Valkyrie Profile: Covenant of the Plume is a completely different beast--being a strategy role playing game with a Nordic high fantasy setting--but no less powerful in its storytelling choices. In learning the craft of writing one often hears (or should!) "every choice has a cost". Valkyrie Profile uses this as the core game mechanic. In your quest, you have opportunities to sacrifice members of your party in order to "get over the hump", say, in a particularly difficult battle. This gives you untold (temporary) power, but also carries a high and complicating price the further along you go in the game. Worse: the ante is always on the table because you have to defeat your enemies decisively or in the next battle, the enemies ramp up in difficulty that you're literally forced to sacrifice a character just to get through. Hence there is a nonstop torquing of pressure that makes each battle count.

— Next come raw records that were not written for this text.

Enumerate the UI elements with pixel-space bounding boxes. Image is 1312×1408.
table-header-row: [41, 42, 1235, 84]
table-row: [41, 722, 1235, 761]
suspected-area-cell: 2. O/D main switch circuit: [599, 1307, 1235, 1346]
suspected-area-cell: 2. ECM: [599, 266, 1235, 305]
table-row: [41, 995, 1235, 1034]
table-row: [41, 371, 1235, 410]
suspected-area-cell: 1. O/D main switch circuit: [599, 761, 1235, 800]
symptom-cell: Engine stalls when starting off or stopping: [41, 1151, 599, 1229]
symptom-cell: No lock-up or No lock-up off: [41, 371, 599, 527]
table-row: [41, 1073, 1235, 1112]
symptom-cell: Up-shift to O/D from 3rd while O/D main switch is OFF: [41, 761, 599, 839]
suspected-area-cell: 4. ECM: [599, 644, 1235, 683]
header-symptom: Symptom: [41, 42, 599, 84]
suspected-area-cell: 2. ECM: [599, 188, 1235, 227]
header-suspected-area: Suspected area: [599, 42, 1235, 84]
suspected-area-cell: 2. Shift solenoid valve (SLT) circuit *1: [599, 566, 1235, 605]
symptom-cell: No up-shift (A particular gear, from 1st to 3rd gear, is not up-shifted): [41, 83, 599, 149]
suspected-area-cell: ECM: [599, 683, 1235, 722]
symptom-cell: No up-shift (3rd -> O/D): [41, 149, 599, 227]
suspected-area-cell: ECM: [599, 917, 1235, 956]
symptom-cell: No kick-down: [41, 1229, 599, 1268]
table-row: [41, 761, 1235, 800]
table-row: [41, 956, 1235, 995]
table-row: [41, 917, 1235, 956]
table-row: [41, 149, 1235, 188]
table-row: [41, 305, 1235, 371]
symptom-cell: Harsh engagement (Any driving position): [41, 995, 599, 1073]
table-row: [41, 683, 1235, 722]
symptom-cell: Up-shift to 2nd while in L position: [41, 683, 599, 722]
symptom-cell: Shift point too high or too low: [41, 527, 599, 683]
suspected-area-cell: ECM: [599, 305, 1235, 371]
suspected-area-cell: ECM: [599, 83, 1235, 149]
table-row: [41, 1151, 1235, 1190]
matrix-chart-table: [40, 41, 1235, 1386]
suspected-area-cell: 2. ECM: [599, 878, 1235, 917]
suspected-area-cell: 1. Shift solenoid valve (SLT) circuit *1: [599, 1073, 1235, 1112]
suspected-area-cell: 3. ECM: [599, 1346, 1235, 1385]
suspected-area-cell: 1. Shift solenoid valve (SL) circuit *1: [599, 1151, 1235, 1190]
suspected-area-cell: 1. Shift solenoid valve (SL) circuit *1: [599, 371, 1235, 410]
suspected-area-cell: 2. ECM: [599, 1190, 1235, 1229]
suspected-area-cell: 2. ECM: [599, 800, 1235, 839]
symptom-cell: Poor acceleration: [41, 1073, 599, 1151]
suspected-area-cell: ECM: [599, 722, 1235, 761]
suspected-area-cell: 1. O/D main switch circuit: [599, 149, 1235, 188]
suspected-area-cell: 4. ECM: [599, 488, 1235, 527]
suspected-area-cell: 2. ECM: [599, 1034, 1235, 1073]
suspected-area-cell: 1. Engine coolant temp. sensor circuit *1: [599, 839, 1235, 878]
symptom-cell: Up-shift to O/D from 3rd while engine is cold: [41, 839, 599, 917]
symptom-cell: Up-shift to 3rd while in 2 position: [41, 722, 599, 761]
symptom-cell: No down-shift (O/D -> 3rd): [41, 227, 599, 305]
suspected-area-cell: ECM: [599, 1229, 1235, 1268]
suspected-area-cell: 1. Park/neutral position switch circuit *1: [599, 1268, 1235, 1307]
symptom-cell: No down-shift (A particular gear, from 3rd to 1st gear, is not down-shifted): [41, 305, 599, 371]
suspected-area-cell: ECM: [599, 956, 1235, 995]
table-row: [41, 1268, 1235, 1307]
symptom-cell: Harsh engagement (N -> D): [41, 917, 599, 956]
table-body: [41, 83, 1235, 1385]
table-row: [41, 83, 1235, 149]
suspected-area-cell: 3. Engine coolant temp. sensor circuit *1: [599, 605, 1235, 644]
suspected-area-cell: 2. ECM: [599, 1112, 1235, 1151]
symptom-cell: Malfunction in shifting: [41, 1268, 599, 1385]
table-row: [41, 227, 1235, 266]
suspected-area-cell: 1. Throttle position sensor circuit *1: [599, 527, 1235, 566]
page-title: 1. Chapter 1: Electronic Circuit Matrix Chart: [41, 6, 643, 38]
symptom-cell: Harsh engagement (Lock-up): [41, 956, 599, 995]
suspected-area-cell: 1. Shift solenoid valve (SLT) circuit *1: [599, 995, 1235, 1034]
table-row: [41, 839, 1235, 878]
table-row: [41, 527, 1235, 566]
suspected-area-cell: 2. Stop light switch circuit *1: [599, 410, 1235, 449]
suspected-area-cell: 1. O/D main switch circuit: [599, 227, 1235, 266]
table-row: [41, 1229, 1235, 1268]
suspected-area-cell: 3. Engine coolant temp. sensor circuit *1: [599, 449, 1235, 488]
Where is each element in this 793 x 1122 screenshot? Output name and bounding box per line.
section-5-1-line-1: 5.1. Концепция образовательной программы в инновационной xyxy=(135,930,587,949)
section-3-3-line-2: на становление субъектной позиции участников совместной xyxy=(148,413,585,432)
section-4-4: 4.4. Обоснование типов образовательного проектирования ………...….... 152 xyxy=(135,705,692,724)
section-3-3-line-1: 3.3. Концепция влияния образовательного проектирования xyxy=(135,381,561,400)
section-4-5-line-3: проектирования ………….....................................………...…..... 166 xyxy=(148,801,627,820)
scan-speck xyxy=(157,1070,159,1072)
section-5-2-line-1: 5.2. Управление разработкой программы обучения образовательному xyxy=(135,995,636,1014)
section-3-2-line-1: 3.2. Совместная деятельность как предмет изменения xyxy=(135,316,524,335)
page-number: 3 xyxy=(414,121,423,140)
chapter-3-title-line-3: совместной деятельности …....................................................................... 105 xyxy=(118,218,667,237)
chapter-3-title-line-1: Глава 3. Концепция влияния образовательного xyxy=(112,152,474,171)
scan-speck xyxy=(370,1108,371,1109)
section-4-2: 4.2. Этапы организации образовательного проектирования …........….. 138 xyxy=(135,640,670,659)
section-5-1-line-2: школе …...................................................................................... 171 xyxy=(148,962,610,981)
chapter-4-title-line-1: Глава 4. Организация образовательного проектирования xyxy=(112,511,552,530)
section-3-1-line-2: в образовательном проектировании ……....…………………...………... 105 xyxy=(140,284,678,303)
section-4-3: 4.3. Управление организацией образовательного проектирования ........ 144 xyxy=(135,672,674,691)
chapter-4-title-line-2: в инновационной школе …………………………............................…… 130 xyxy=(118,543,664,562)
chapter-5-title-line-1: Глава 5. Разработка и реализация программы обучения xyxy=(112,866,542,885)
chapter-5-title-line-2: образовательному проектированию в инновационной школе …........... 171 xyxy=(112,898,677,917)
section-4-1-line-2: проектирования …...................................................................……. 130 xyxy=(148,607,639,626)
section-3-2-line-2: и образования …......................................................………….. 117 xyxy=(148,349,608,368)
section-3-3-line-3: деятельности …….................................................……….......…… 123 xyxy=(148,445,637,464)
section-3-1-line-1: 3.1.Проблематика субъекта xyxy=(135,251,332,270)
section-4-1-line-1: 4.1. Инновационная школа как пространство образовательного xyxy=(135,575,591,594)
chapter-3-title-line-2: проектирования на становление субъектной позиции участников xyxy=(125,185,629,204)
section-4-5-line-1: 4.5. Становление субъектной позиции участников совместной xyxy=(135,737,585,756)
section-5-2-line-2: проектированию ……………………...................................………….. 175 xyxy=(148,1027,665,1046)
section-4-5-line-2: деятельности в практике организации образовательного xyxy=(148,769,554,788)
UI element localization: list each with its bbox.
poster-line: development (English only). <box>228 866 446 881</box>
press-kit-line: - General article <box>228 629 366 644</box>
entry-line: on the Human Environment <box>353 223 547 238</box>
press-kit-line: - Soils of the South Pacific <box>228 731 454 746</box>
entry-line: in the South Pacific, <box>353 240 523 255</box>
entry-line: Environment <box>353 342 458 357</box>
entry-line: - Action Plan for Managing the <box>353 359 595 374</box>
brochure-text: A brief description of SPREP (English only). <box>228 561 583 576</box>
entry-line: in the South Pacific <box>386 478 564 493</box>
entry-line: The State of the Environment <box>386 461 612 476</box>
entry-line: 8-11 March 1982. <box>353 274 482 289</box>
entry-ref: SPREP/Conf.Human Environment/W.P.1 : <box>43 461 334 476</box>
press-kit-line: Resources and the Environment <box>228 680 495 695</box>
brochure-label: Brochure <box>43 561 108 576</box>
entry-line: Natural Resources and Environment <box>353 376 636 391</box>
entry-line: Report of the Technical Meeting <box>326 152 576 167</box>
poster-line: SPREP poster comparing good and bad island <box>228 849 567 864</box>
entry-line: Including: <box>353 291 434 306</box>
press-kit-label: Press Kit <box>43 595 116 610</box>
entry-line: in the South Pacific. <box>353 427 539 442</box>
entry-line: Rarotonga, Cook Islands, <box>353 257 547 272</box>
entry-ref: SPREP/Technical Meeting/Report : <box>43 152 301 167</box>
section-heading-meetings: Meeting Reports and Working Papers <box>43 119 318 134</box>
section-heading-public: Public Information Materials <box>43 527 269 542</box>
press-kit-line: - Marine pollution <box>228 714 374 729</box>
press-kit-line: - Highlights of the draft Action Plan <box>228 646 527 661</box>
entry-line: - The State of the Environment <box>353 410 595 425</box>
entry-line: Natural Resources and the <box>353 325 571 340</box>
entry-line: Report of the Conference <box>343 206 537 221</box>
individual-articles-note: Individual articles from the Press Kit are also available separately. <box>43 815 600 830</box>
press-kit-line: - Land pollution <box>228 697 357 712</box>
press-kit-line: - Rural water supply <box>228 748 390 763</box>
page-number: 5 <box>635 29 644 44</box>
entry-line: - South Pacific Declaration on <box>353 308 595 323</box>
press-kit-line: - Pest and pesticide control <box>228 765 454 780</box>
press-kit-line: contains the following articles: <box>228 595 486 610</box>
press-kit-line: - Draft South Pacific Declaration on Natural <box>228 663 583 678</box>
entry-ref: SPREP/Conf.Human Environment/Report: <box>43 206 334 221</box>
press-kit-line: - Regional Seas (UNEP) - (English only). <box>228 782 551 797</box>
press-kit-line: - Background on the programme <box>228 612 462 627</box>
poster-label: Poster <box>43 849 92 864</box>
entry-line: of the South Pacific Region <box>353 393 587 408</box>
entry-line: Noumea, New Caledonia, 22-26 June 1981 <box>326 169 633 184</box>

And the choice of who you sacrifice--or if you choose not to sacrifice anyone at all, which is more difficult than it sounds--dramatically affects the cast of characters, the story, and the moral complexion of your hero.

The great thing about these two games is that they invite replay--and retelling of the story.

Movies I've enjoyed this year have included: Gomorrah, a frightening fictional nonfiction look at the criminal underground in Naples; 4, a Russian doll of a movie set in Moscow and the Russian hinterlands that is, well, incredibly disturbing in its middle third but is absolutely worth seeing once; and Southland Tales, a near-future SF tale full of visceral political commentary, bizarre casting choices (everyone from Justin Timberlake to Jon Lovitz to Mandi Moore to...Wallace Shawn?), and a floating ice cream truck.

Special mention also has to go to Chevalier D'Eon, an anime series I saw which is probably my favorite of all time. An absolutely beautiful series of 18th century French sorcery and swordplay, intrigue at Versailles, and gender bending.

Alan DeNiro is the author of Skinny Dipping in the Lake of the Dead (Small Beer Press) and Total Oblivion, More or Less (Spectra). Earlier this year, his essay on A.E. Van Vogt and narrative appeared in the Aqueduct Press book Narrative Power: Encounters, Celebrations, Struggles. 

1 comment:

Josh said...

Yeah, we tend to think of Wallace Shawn as an activist and playwright, but he's been in movies and tv a lot. His family was prestigious as all hell, but not spectacularly well-oof: he needs to earn his living.